We set off down through Aunty’s beautiful garden, through a little wooden gate and into the “House Paddock” – so called because it is near to the house (easy so far).  The garden is very mature now with lots of trees but you can still occasionally see the odd cow wondering past in the paddock while you are eating your breakfast.  This is the view back up from this paddock towards the house and garden.

House Paddock

The little cows were in the paddock below this in “Creek Paddock” – there are lots of paddocks with creeks so you have to be careful you put the cows in the right one.  We took them a lovely bunch of cabbage leaves for a treat and then opened the gate to “Paddock-with-no-Name” so that they could go on through to pastures new (how nice to use that phrase and really mean it).

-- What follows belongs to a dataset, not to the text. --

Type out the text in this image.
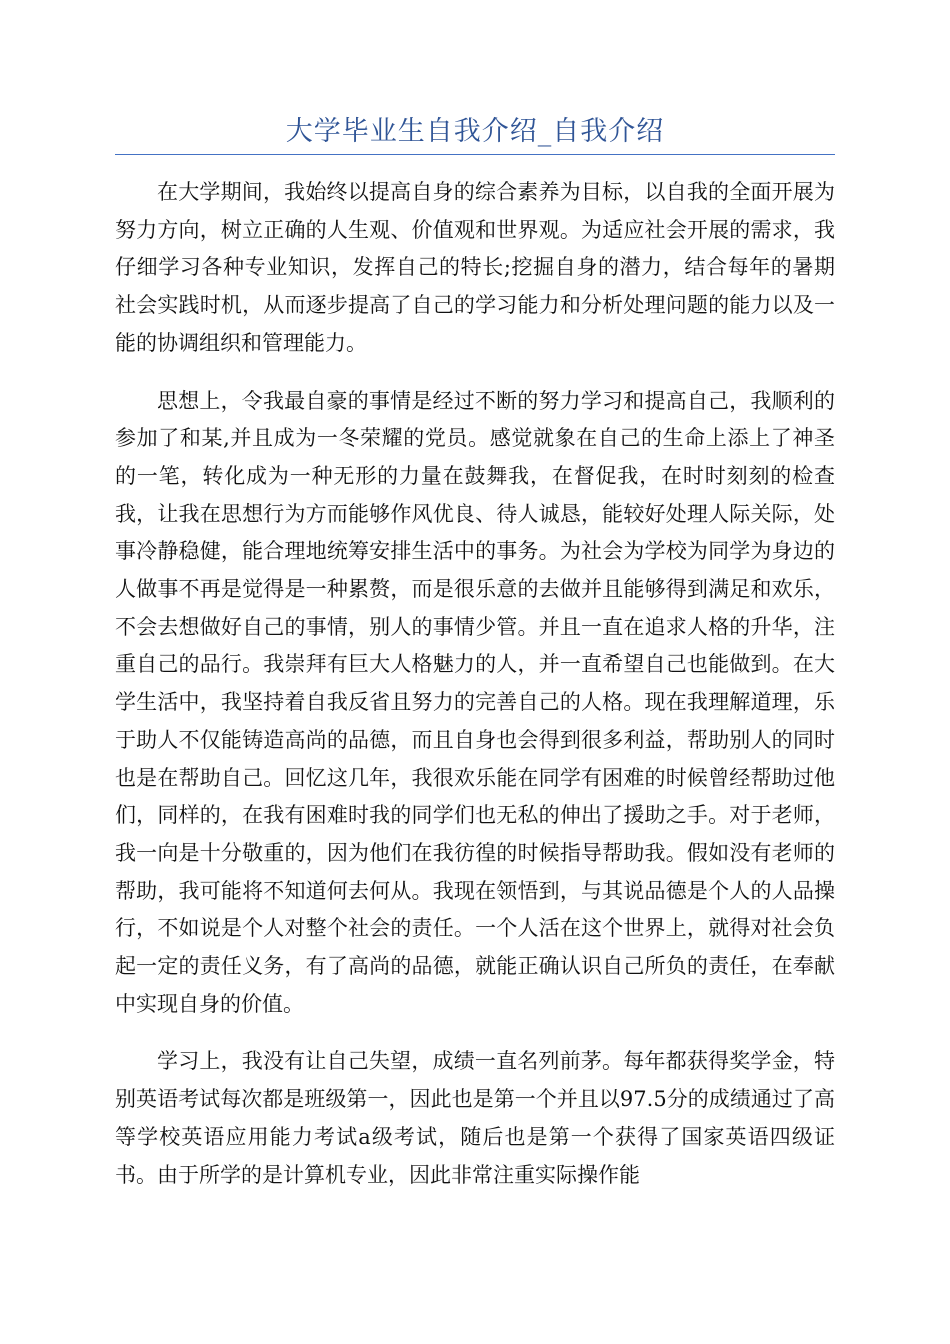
大学毕业生自我介绍_自我介绍

在大学期间，我始终以提高自身的综合素养为目标，以自我的全面开展为努力方向，树立正确的人生观、价值观和世界观。为适应社会开展的需求，我仔细学习各种专业知识，发挥自己的特长;挖掘自身的潜力，结合每年的暑期社会实践时机，从而逐步提高了自己的学习能力和分析处理问题的能力以及一能的协调组织和管理能力。

思想上，令我最自豪的事情是经过不断的努力学习和提高自己，我顺利的参加了和某,并且成为一冬荣耀的党员。感觉就象在自己的生命上添上了神圣的一笔，转化成为一种无形的力量在鼓舞我，在督促我，在时时刻刻的检查我，让我在思想行为方而能够作风优良、待人诚恳，能较好处理人际关际，处事冷静稳健，能合理地统筹安排生活中的事务。为社会为学校为同学为身边的人做事不再是觉得是一种累赘，而是很乐意的去做并且能够得到满足和欢乐，不会去想做好自己的事情，别人的事情少管。并且一直在追求人格的升华，注重自己的品行。我崇拜有巨大人格魅力的人，并一直希望自己也能做到。在大学生活中，我坚持着自我反省且努力的完善自己的人格。现在我理解道理，乐于助人不仅能铸造高尚的品德，而且自身也会得到很多利益，帮助别人的同时也是在帮助自己。回忆这几年，我很欢乐能在同学有困难的时候曾经帮助过他们，同样的，在我有困难时我的同学们也无私的伸出了援助之手。对于老师，我一向是十分敬重的，因为他们在我彷徨的时候指导帮助我。假如没有老师的帮助，我可能将不知道何去何从。我现在领悟到，与其说品德是个人的人品操行，不如说是个人对整个社会的责任。一个人活在这个世界上，就得对社会负起一定的责任义务，有了高尚的品德，就能正确认识自己所负的责任，在奉献中实现自身的价值。

学习上，我没有让自己失望，成绩一直名列前茅。每年都获得奖学金，特别英语考试每次都是班级第一，因此也是第一个并且以97.5分的成绩通过了高等学校英语应用能力考试a级考试，随后也是第一个获得了国家英语四级证书。由于所学的是计算机专业，因此非常注重实际操作能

I have learnt over the years that cows are tricky creatures and are much more likely to come through a gate if you don’t look at them – so we stood for a while avoiding eye contact.  They came through eventually despite no help whatsoever from Tasman the “Cow Dog” (Huntaway/Border Collie cross).  Tas comes from a long line of excellent cow dogs but has the unfortunate affliction of being scared of cows.  One of the cows stayed behind to eat the cabbage leaves and, despite desperately wanting to, refused to join the others because a) we were looking at him, and b) He was scared of Tas who had decided to lie nearly in the gateway (lovely pet, hopeless cow dog!)

Cow Dog

Next we wandered down and opened the gate so that the cows could have “Red Shed” paddock as well.  We took the opportunity to check the creek – blocked in places but running well in others, and the pine trees – too big to stay there but too big for Blondes to chop down.

Red Shed and Cows

As we walked back up to the house, we looked at lots of boundary and sections of creek and stopped for a break and a sit down near to “Hare Creek”.  I have only just christened “Hare Creek” today because we had a most delightful time watching a pair of hares playing.  I am not sure if we have hares on Dartmoor or not but they are intriguing creatures and were having a bit of a boxing session.  Sadly, this picture only captured the creek and not the hares.

Hare Creek

It was so peaceful at “Hare Creek” that Norm and I are considering taking a bench down there tomorrow to make a more permanent seating area.